[Date Prev][Date Next][Thread Prev][Thread Next][Date Index][Thread Index]

Re: OT Palm readers Re: [dvd-discuss] CTEA ProtectsWhatCopyrights?





"Arnold G. Reinhold" wrote:
> I'd argue for a simple subset of HTML. That would give you the best
> of both worlds. The source would still be in plain ASCII.  Some
> simple "pretty printing" (lines wrapped to a standard length,
> paragraph tags on separate lines, headers on their own line, etc.)
> can make the HTML source <I>reasonably</I> readable as is. And, of
> course, it would be understood by existing Web browsers.

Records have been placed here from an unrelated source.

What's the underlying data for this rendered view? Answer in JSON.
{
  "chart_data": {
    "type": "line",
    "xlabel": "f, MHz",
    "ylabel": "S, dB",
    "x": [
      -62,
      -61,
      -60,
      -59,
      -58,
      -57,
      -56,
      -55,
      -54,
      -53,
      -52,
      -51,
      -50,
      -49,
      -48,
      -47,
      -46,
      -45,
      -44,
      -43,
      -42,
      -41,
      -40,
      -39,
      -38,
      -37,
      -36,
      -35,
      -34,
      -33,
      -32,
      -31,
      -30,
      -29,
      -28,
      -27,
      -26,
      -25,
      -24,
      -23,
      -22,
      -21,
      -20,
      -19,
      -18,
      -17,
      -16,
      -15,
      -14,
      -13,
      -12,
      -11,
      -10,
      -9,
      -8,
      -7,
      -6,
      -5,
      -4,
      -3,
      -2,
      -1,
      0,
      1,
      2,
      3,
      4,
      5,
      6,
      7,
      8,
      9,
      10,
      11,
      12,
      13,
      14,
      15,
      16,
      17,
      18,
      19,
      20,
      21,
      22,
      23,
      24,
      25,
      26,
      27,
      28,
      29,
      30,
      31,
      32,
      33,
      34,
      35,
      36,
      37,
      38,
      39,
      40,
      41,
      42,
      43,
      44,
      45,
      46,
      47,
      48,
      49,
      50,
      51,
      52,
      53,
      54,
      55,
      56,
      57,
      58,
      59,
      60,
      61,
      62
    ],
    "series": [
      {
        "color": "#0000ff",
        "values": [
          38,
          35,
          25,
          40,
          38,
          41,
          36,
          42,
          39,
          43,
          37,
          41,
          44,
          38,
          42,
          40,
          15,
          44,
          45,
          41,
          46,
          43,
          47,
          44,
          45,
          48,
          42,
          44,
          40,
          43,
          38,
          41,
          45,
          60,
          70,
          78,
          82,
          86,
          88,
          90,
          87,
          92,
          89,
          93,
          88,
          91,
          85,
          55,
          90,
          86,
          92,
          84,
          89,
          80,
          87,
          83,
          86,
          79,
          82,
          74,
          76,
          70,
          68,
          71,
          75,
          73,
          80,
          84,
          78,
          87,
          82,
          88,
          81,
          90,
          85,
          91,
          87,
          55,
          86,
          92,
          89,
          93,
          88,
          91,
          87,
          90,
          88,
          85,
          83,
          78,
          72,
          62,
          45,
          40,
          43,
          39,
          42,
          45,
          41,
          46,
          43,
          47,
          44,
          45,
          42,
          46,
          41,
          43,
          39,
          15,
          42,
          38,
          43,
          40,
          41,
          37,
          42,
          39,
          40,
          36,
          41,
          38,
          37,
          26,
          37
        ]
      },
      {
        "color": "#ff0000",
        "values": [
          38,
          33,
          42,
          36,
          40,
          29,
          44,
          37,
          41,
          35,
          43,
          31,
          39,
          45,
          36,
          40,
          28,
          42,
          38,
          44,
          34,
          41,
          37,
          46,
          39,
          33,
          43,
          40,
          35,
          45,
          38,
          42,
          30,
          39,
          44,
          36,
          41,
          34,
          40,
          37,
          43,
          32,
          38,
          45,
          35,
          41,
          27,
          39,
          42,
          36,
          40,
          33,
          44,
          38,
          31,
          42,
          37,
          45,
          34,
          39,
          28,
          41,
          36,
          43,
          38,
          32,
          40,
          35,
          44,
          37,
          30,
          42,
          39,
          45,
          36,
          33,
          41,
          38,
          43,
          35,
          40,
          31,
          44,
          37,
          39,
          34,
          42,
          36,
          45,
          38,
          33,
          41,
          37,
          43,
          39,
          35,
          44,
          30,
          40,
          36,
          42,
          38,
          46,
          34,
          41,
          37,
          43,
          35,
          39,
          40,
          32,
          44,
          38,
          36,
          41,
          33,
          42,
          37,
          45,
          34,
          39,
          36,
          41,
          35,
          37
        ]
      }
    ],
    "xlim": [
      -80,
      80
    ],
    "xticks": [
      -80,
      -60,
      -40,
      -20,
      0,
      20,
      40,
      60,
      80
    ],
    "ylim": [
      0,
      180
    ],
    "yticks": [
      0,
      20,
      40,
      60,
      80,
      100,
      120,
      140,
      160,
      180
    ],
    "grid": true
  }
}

Twiki/email-isms could do the simple <I>, <em>, and <b> stuff.  All I
really need though is two rules.

(1) What regexp constitutes a heading for the TOC (e.g. Chapter)
(2) What regexp constitutes a <p>

and define these in a "META" information section in the PG "the small
print".  

META HEADING1="^\s+Chapter\s+\d+"
META PARAGRAPH="^$"

Actually, one could implement other Twiki/email-ism transformations as
s/pat/repl/.  Here is the regexp

s/\b\*(\S+)\*\b/<I>$1</I>/

that would map *italic* to <I>italic</I>  (if I haven't fumble fingered
it).  This
uses a regexp subset to allow flexible plain text encoding of simple
tagging without imposing coding standard on the PG volunteers -- and
without embedded tags in the content.  A standard encoding set COULD be
defined and used and declared

META TAG_ENCODING= "PG_meta_v1.0"

or

META TAG_ENCODING = "Twiki_v2.1"

allowing for any number of implementations for conversion tools to
non-plain text ebook, HTML, RTF, whatever, without encumbering the
"small print" section with inscrutable (and fragile) regexp lists.

Finally, one could do a CDDB-like metatag database for PG files instead
of embedded the encoding information (depending on PG's willingness to
support such a thing).

.002